Toutes les flèches représentent des endroits où l’on peut placer un cube

 

carte2 carte

Alors certes, Hisashi a réalisé une prouesse ludique exceptionnelle en condensant un "gros" jeu d’exploration et de pick-up and delivery de manière épurée et minimaliste, mais dieu que c’est insipide et répétitif. Pourquoi joue-t-on? Certainement pas pour ça.

like

Un jeu minimaliste, tout tient sur quelques cartes. Dingue.

Le système malin des 5+ : quand on dépasse 5 de richesse ou 5 de pv, on doit alors récupérer un cube supplémentaire de Lisbonne pour le mettre sur 1, 2, etc, pour compléter une addition et représenter le total actuel.

La rareté des cubes à Lisbonne, source de tension (et de frustration) constante.

Des règles fluides, claires et instinctives.

Le travail de gamedesign pour parvenir à un tel minimalisme pour un jeu d’une certaine ampleur.

Une mini boîte un mini matos, super pratique pour partir et jouer en voyage.

La mécanique de course.

paslike

Le jeu, en général. Répétitif, trop long, plat. 60 douloureuses minutes.

Une durée de vie très très faible, on n’en fera pas 12’000 parties non plus.
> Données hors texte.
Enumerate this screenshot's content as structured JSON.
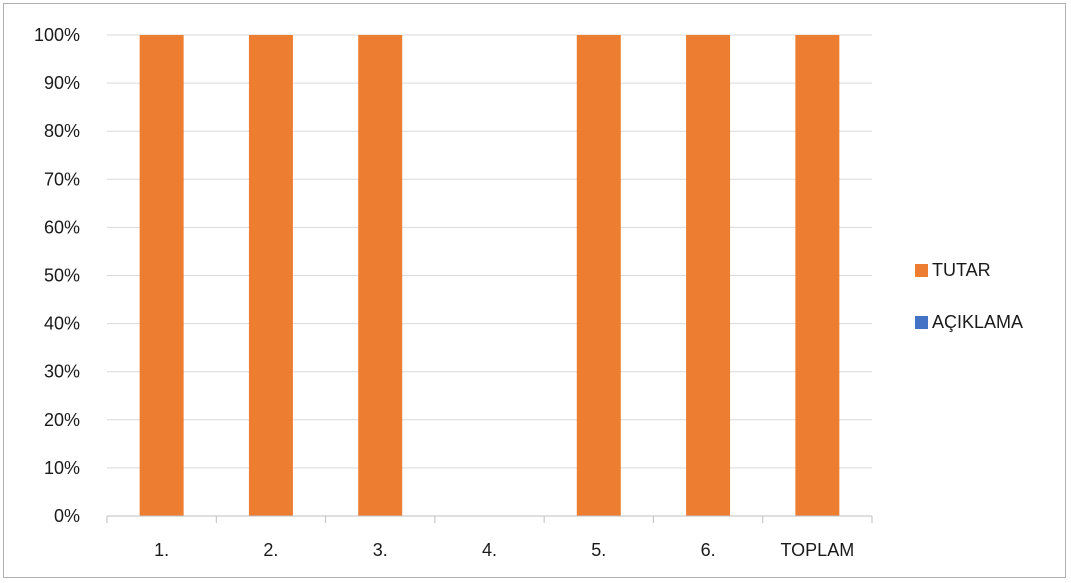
{
  "chart_data": {
    "type": "bar",
    "stacked": "percent",
    "categories": [
      "1.",
      "2.",
      "3.",
      "4.",
      "5.",
      "6.",
      "TOPLAM"
    ],
    "series": [
      {
        "name": "TUTAR",
        "color": "#ED7D31",
        "values": [
          100,
          100,
          100,
          0,
          100,
          100,
          100
        ]
      },
      {
        "name": "AÇIKLAMA",
        "color": "#4472C4",
        "values": [
          0,
          0,
          0,
          0,
          0,
          0,
          0
        ]
      }
    ],
    "ylim": [
      0,
      100
    ],
    "yticks": [
      "0%",
      "10%",
      "20%",
      "30%",
      "40%",
      "50%",
      "60%",
      "70%",
      "80%",
      "90%",
      "100%"
    ],
    "grid": true,
    "legend_position": "right",
    "title": "",
    "xlabel": "",
    "ylabel": ""
  }
}
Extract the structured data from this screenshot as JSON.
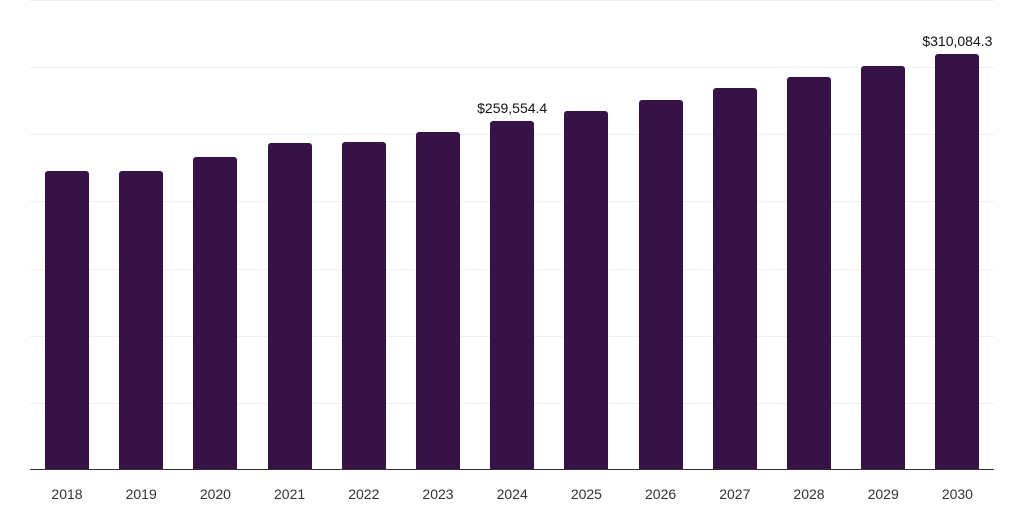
{
  "chart_data": {
    "type": "bar",
    "title": "",
    "xlabel": "",
    "ylabel": "",
    "categories": [
      "2018",
      "2019",
      "2020",
      "2021",
      "2022",
      "2023",
      "2024",
      "2025",
      "2026",
      "2027",
      "2028",
      "2029",
      "2030"
    ],
    "values": [
      222900,
      222900,
      233400,
      243800,
      244600,
      252000,
      259554.4,
      267700,
      275900,
      284100,
      292300,
      301200,
      310084.3
    ],
    "annotations": [
      {
        "category": "2024",
        "label": "$259,554.4"
      },
      {
        "category": "2030",
        "label": "$310,084.3"
      }
    ],
    "ylim": [
      0,
      350000
    ],
    "gridlines": [
      50000,
      100000,
      150000,
      200000,
      250000,
      300000,
      350000
    ],
    "grid": true,
    "legend": null,
    "bar_color": "#371247"
  }
}
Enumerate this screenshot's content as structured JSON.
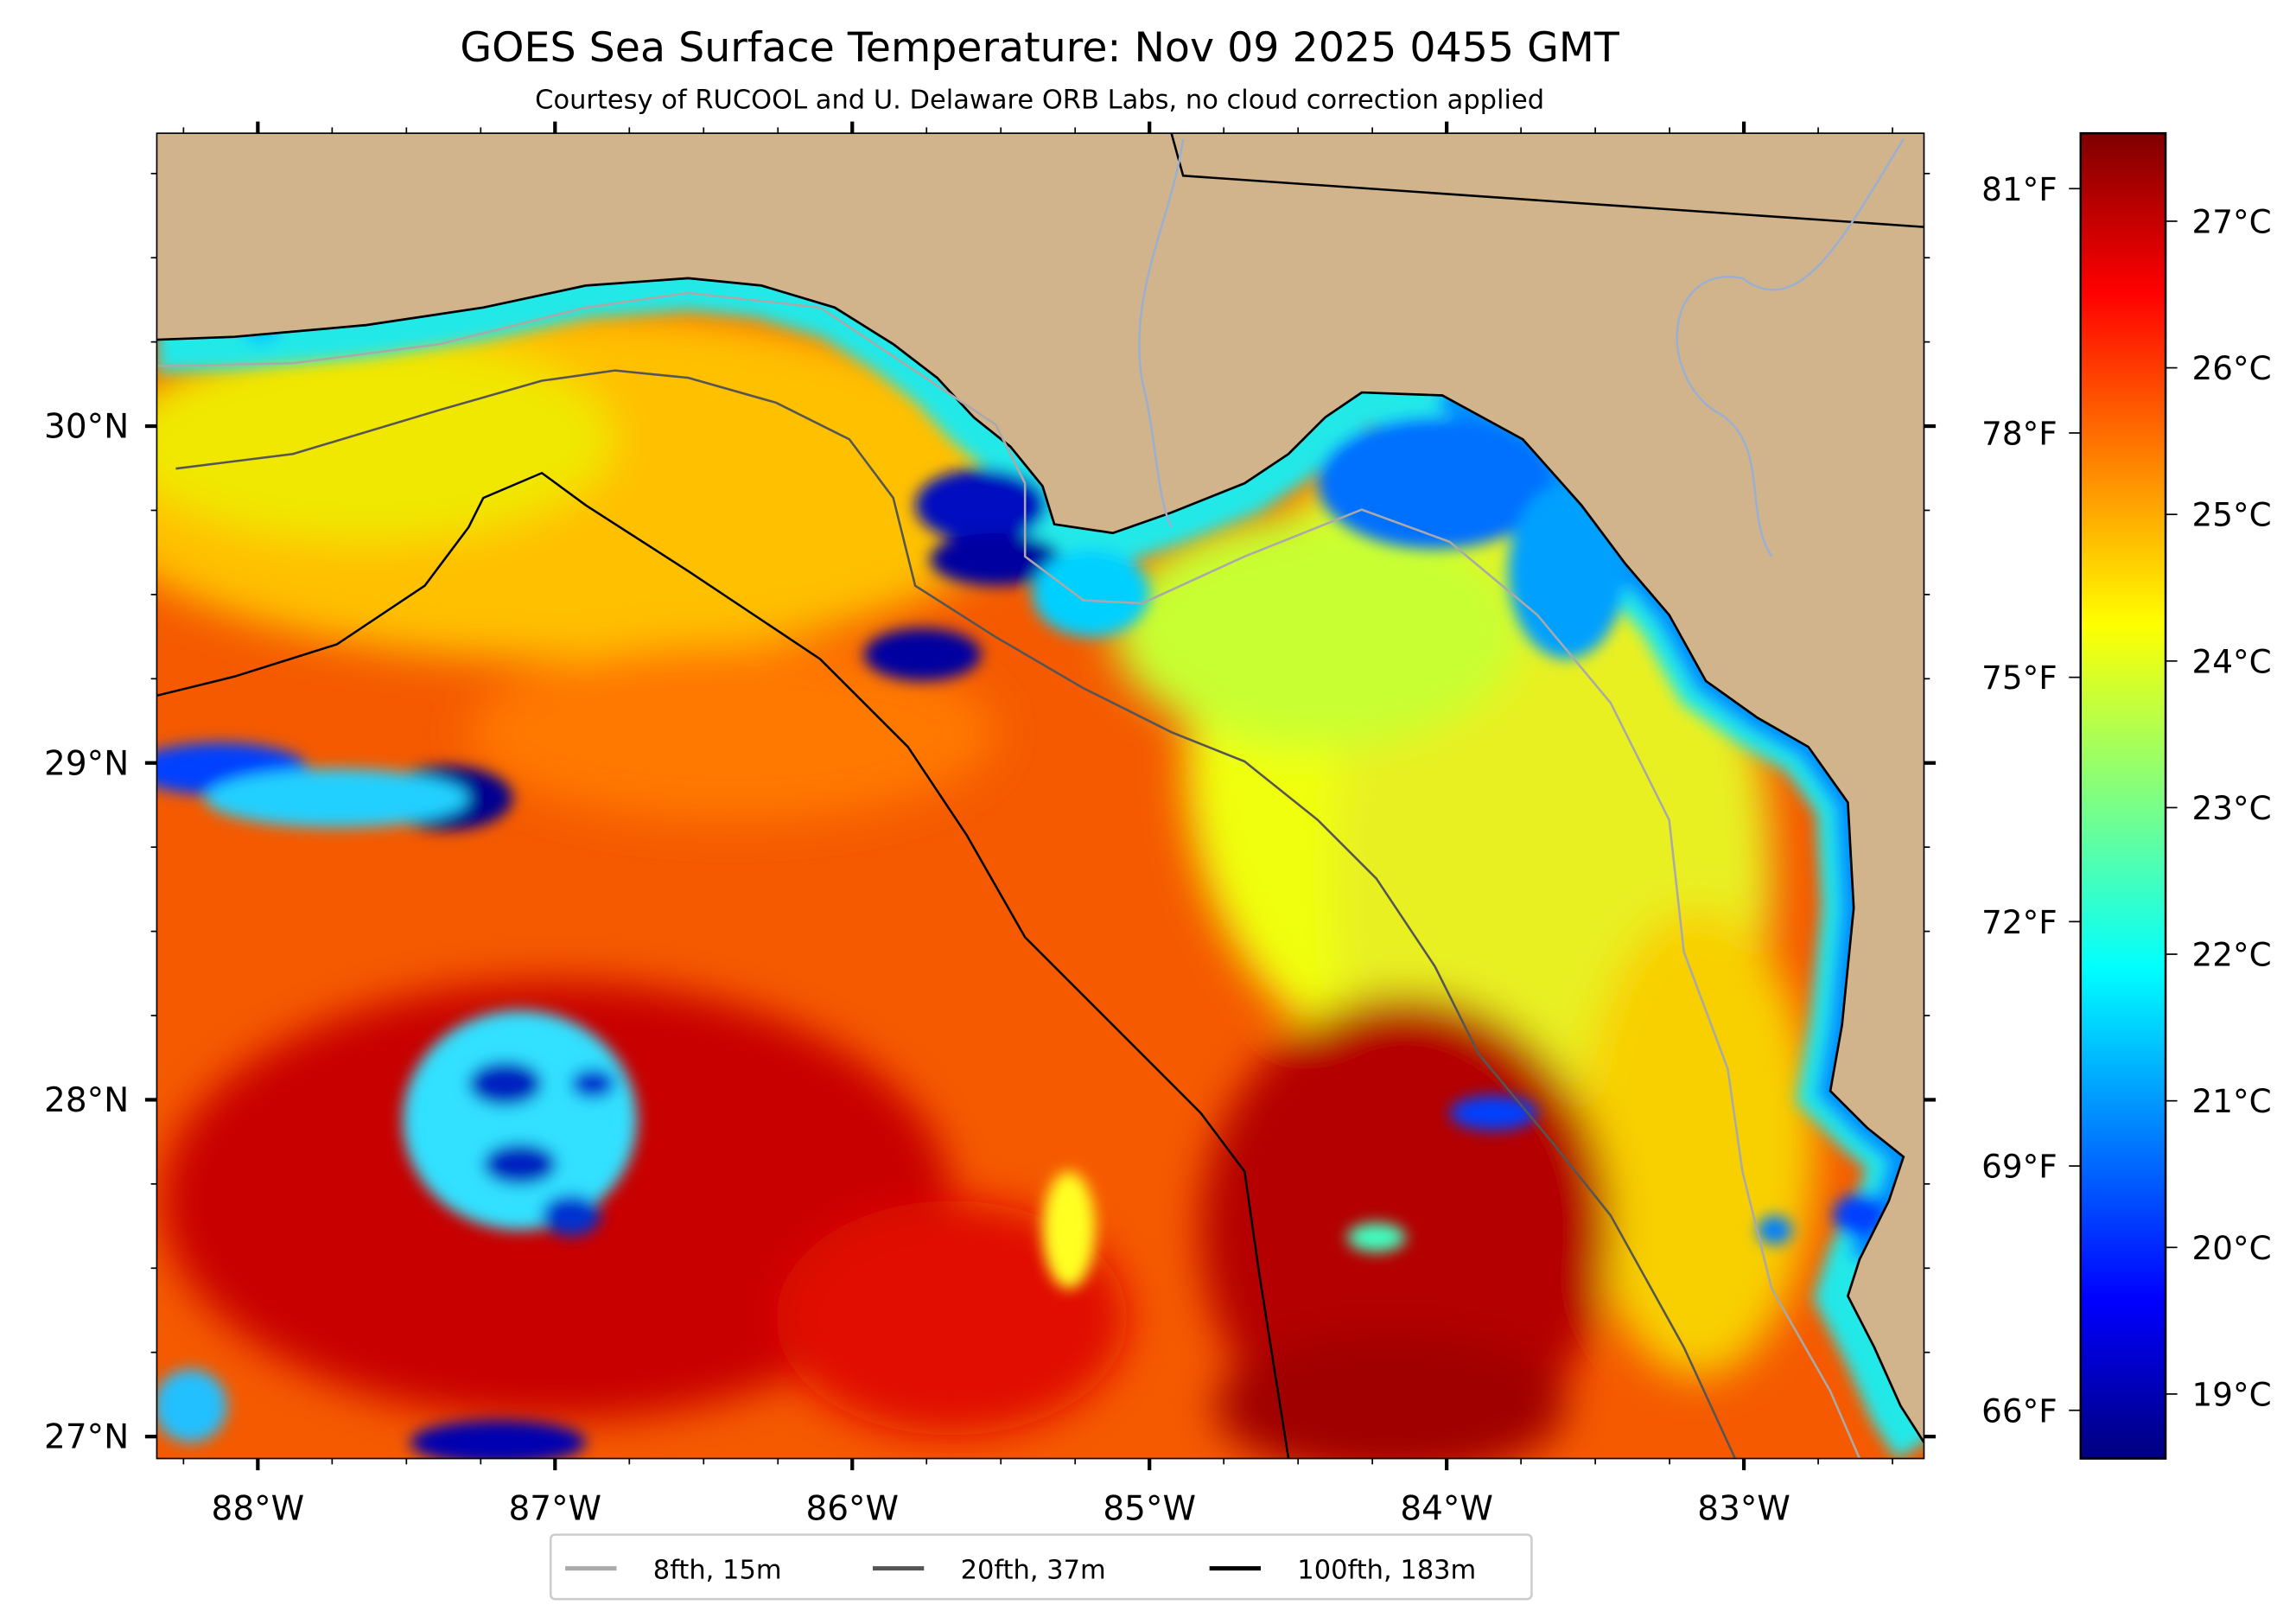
{
  "title": "GOES Sea Surface Temperature: Nov 09 2025 0455 GMT",
  "subtitle": "Courtesy of RUCOOL and U. Delaware ORB Labs, no cloud correction applied",
  "map": {
    "lon_range": [
      -88.34,
      -82.39
    ],
    "lat_range": [
      26.93,
      30.87
    ],
    "lon_ticks": [
      {
        "value": -88,
        "label": "88°W"
      },
      {
        "value": -87,
        "label": "87°W"
      },
      {
        "value": -86,
        "label": "86°W"
      },
      {
        "value": -85,
        "label": "85°W"
      },
      {
        "value": -84,
        "label": "84°W"
      },
      {
        "value": -83,
        "label": "83°W"
      }
    ],
    "lat_ticks": [
      {
        "value": 30,
        "label": "30°N"
      },
      {
        "value": 29,
        "label": "29°N"
      },
      {
        "value": 28,
        "label": "28°N"
      },
      {
        "value": 27,
        "label": "27°N"
      }
    ],
    "minor_tick_step_deg": 0.25,
    "land_color": "#d2b48c",
    "colormap": "jet"
  },
  "colorbar": {
    "vmin_c": 18.56,
    "vmax_c": 27.6,
    "celsius_ticks": [
      {
        "value": 27,
        "label": "27°C"
      },
      {
        "value": 26,
        "label": "26°C"
      },
      {
        "value": 25,
        "label": "25°C"
      },
      {
        "value": 24,
        "label": "24°C"
      },
      {
        "value": 23,
        "label": "23°C"
      },
      {
        "value": 22,
        "label": "22°C"
      },
      {
        "value": 21,
        "label": "21°C"
      },
      {
        "value": 20,
        "label": "20°C"
      },
      {
        "value": 19,
        "label": "19°C"
      }
    ],
    "fahrenheit_ticks": [
      {
        "value": 81,
        "label": "81°F"
      },
      {
        "value": 78,
        "label": "78°F"
      },
      {
        "value": 75,
        "label": "75°F"
      },
      {
        "value": 72,
        "label": "72°F"
      },
      {
        "value": 69,
        "label": "69°F"
      },
      {
        "value": 66,
        "label": "66°F"
      }
    ]
  },
  "legend": {
    "position": "bottom-center",
    "items": [
      {
        "label": "8fth, 15m",
        "color": "#a9a9a9"
      },
      {
        "label": "20fth, 37m",
        "color": "#555555"
      },
      {
        "label": "100fth, 183m",
        "color": "#000000"
      }
    ]
  }
}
Vite acheté vite joué vite oublié.

Faire joujou avec des cubes qui représentent tout et n’importe quoi. Pas très sexy du tout. Vendez-nous du rêve que diable!

Franchement, amis joueurs, économisez vos 20 euros et investissez-les dans un ou plusieurs jeux plus prenants. Ou voire même carrément payer le double pour acquérir un gros jeu que vous ressortirez régulièrement pendant plusieurs mois / années / siècles. Vu la quantité actuelle de jeux disponibles sur le marché, vous avez amplement le choix.